Cannata also said in the opening statement that personal animus against her client by some in the fire department led to her being passed over for promotions and assignments, and that Juratovac was also retaliated against after reporting a drunken, on-duty party at SFFD's Station 11 in Noe Valley where a firefighter had alleged sexual harassment.

City's opening

Deputy City Attorney Amy Frenzen, opening on behalf of the city and county, characterized Juratovac's allegations as "a story."

"Chief Juratovac wants you to believe she has not been selected for discretionary command positions because she is a victim of discrimination," she said. "Set aside and ignore her behavior, relationship with her colleagues, and how that's affected her prospects."

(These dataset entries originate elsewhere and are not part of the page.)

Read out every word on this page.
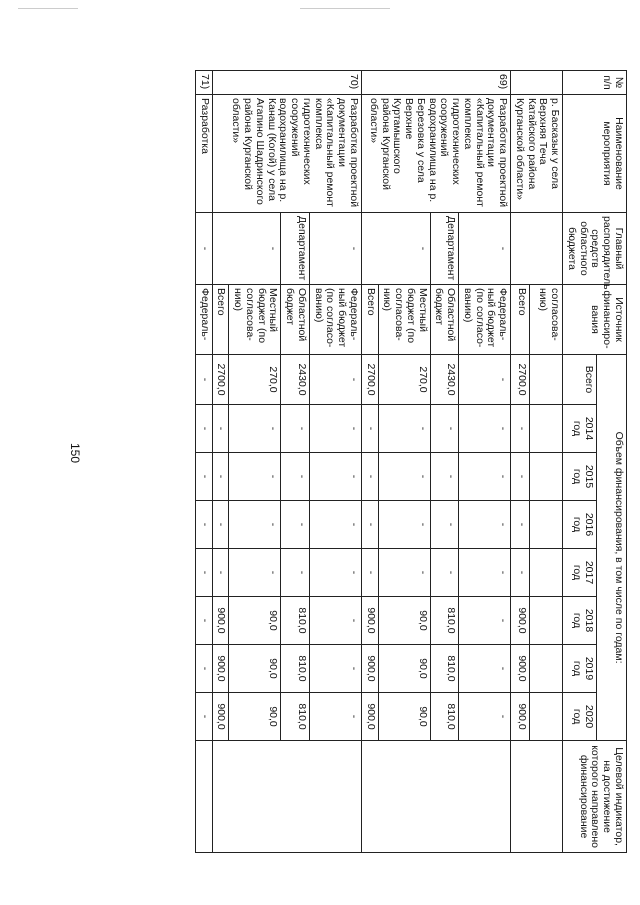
150
№ п/п	Наименование мероприятия	Главный распорядитель средств областного бюджета	Источник финансиро-вания	Объем финансирования, в том числе по годам:								Целевой индикатор, на достижение которого направлено финансирование
				Всего	2014 год	2015 год	2016 год	2017 год	2018 год	2019 год	2020 год	
	р. Басказык у села Верхняя Теча Катайского района Курганской области»		согласова-нию)									
			Всего	2700,0	-	-	-	-	900,0	900,0	900,0	
69)	Разработка проектной документации «Капитальный ремонт комплекса гидротехнических сооружений водохранилища на р. Березовка у села Верхние Куртамышского района Курганской области»	-	Федераль-ный бюджет (по согласо-ванию)	-	-	-	-	-	-	-	-	
		Департамент	Областной бюджет	2430,0	-	-	-	-	810,0	810,0	810,0	
		-	Местный бюджет (по согласова-нию)	270,0	-	-	-	-	90,0	90,0	90,0	
			Всего	2700,0	-	-	-	-	900,0	900,0	900,0	
70)	Разработка проектной документации «Капитальный ремонт комплекса гидротехнических сооружений водохранилища на р. Канаш (Когой) у села Агапино Шадринского района Курганской области»	-	Федераль-ный бюджет (по согласо-ванию)	-	-	-	-	-	-	-	-	
		Департамент	Областной бюджет	2430,0	-	-	-	-	810,0	810,0	810,0	
		-	Местный бюджет (по согласова-нию)	270,0	-	-	-	-	90,0	90,0	90,0	
			Всего	2700,0	-	-	-	-	900,0	900,0	900,0	
71)	Разработка	-	Федераль-	-	-	-	-	-	-	-	-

Frenzen said that Juratovac hasn't advanced because she's "quick to take offense to criticism" and because "she does not use her power fairly. She uses it to the detriment of people she does not like. Her reports and complaints have more to do with herself and promoting her own reputation."

Frenzen also said that the number seven is not a correct characterization of the number of investigations into Juratovac.

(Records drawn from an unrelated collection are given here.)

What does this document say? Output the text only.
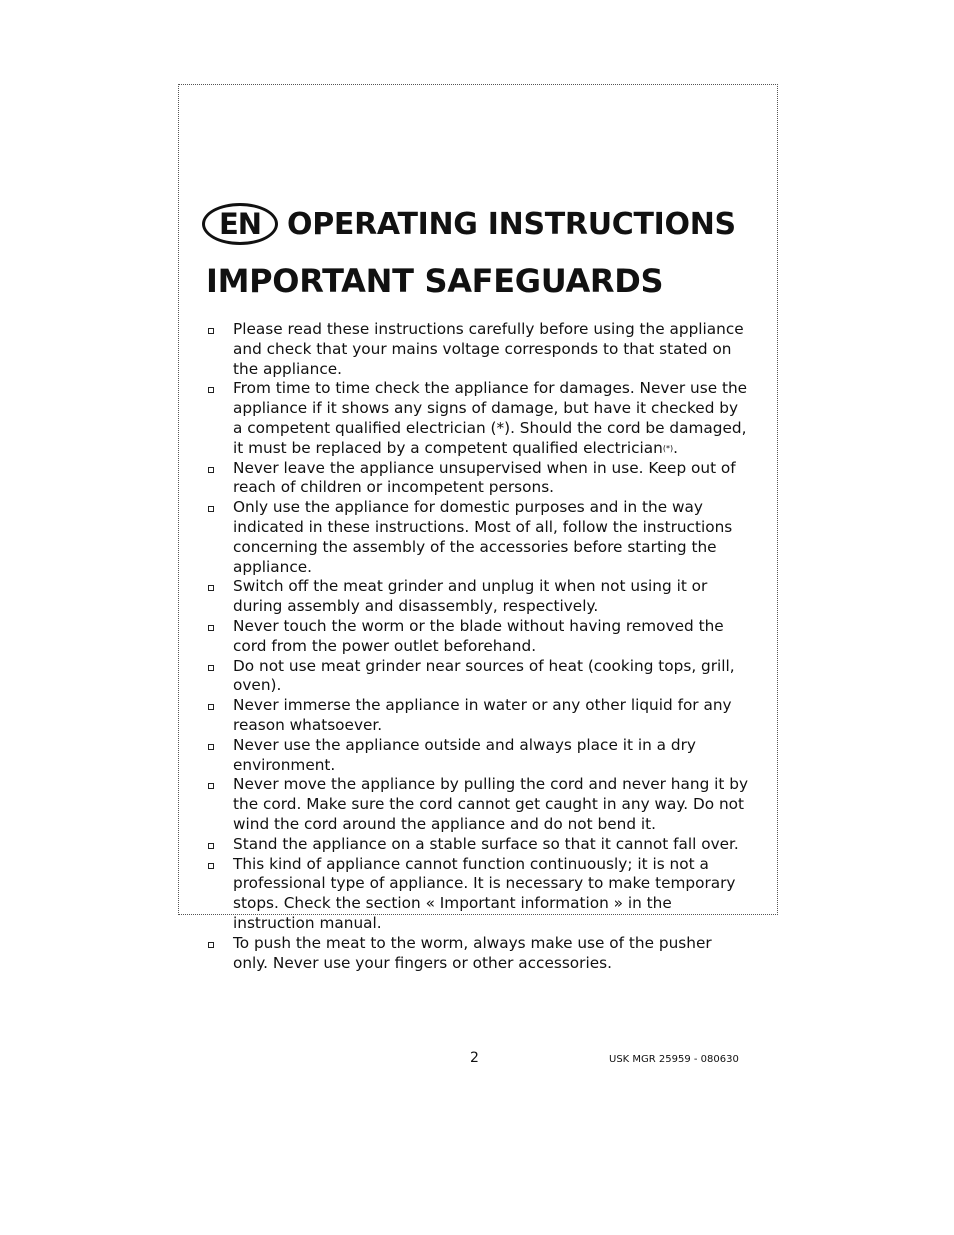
EN OPERATING INSTRUCTIONS
IMPORTANT SAFEGUARDS
Please read these instructions carefully before using the appliance and check that your mains voltage corresponds to that stated on the appliance.
From time to time check the appliance for damages. Never use the appliance if it shows any signs of damage, but have it checked by a competent qualified electrician (*). Should the cord be damaged, it must be replaced by a competent qualified electrician(*).
Never leave the appliance unsupervised when in use. Keep out of reach of children or incompetent persons.
Only use the appliance for domestic purposes and in the way indicated in these instructions. Most of all, follow the instructions concerning the assembly of the accessories before starting the appliance.
Switch off the meat grinder and unplug it when not using it or during assembly and disassembly, respectively.
Never touch the worm or the blade without having removed the cord from the power outlet beforehand.
Do not use meat grinder near sources of heat (cooking tops, grill, oven).
Never immerse the appliance in water or any other liquid for any reason whatsoever.
Never use the appliance outside and always place it in a dry environment.
Never move the appliance by pulling the cord and never hang it by the cord. Make sure the cord cannot get caught in any way. Do not wind the cord around the appliance and do not bend it.
Stand the appliance on a stable surface so that it cannot fall over.
This kind of appliance cannot function continuously; it is not a professional type of appliance. It is necessary to make temporary stops. Check the section « Important information » in the instruction manual.
To push the meat to the worm, always make use of the pusher only. Never use your fingers or other accessories.
2	USK MGR 25959 - 080630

"Three and four were not really investigations," Frenzen said. "No. 7, Chief Nicholson elected not to bring any disciplinary action at all."

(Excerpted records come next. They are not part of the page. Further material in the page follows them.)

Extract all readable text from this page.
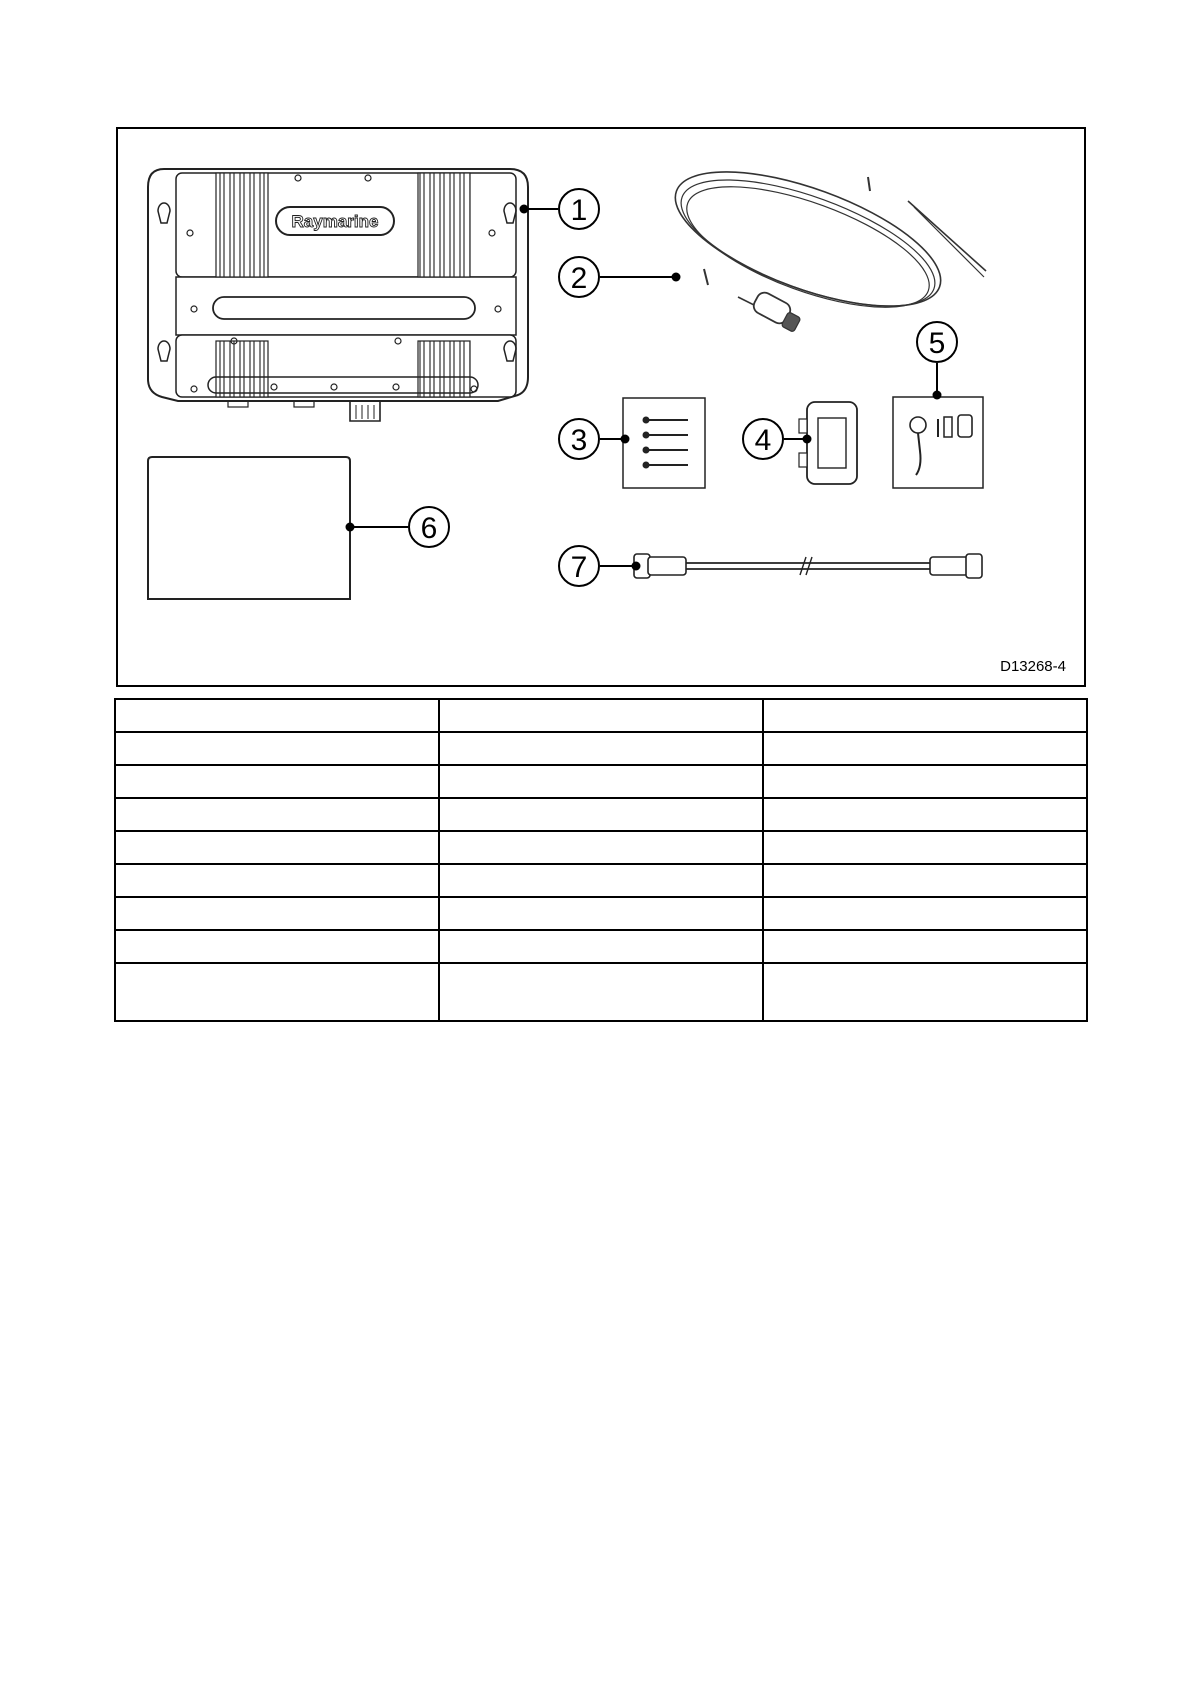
Raymarine	1
2
3	4
5
6
7
D13268-4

Juratovac was the only person to testify September 7. Taking the stand, Cannata walked her through her life and career. She came to San Francisco at age 7; though she was born in New York City, she grew up in South Korea, where her parents met while her father was in the United States military. She has two close relatives in the SFFD, and oversees the city's Division No. 3, including South of Market, Potrero Hill, the Bayview, the Mission, Noe Valley, Diamond Heights, Lake Merced, and Ingleside.

"The assistant chief is the incident commander of every working fire" within their assigned areas, Juratovac explained. There are six assistant chiefs in the department.

Cannata and Juratovac went over the first disciplinary action and part of the second. In the first, Juratovac complained with higher-ups about the way she was treated while responding to a February 13, 2014 fire on Joost Street.

She said that Bryan Rubenstein, currently deputy chief of operations, upbraided her about not wearing a mask that had been damaged after she fell down the stairs while fighting a blaze in an illegal cannabis grow.

"It had been building up," she said, explaining that she and Rubenstein had been testy.

"It moved now to a fire ground situation, from a fire house situation. I felt on the fire ground, it was dangerous," she said.

However, the situation ended with Juratovac being written up for allegedly saying "'yes, sir' ... in a mimicking fashion," according to an SFFD letter to Juratovac, which also told her that "a lack of professionalism was displayed by you."

"It's always upsetting to get written up," Juratovac testified. "I did not know what I did to get written up."

Juratovac also took a remark she was just "excited" to be a reference to her gender.

In the second instance, in 2015, Juratovac told a firefighter whose name was redacted that he could not drive fire department vehicles after his license was revoked following a DUI.

However, it was Juratovac that got written up for not following notification protocols.

Juratovac testified the department should have already known about the DUI because, typically, ISB — the department's internal investigative bureau — is supposed to be informed within 24 hours when an SFFD employee is arrested on suspicion of DUI.

"If this man had a DUI, ISB certainly knew," Juratovac said. "They did know."

The trial continues September 8 in Department 303 of San Francisco County Superior Court, 400 McAllister Street, at 9:30 a.m.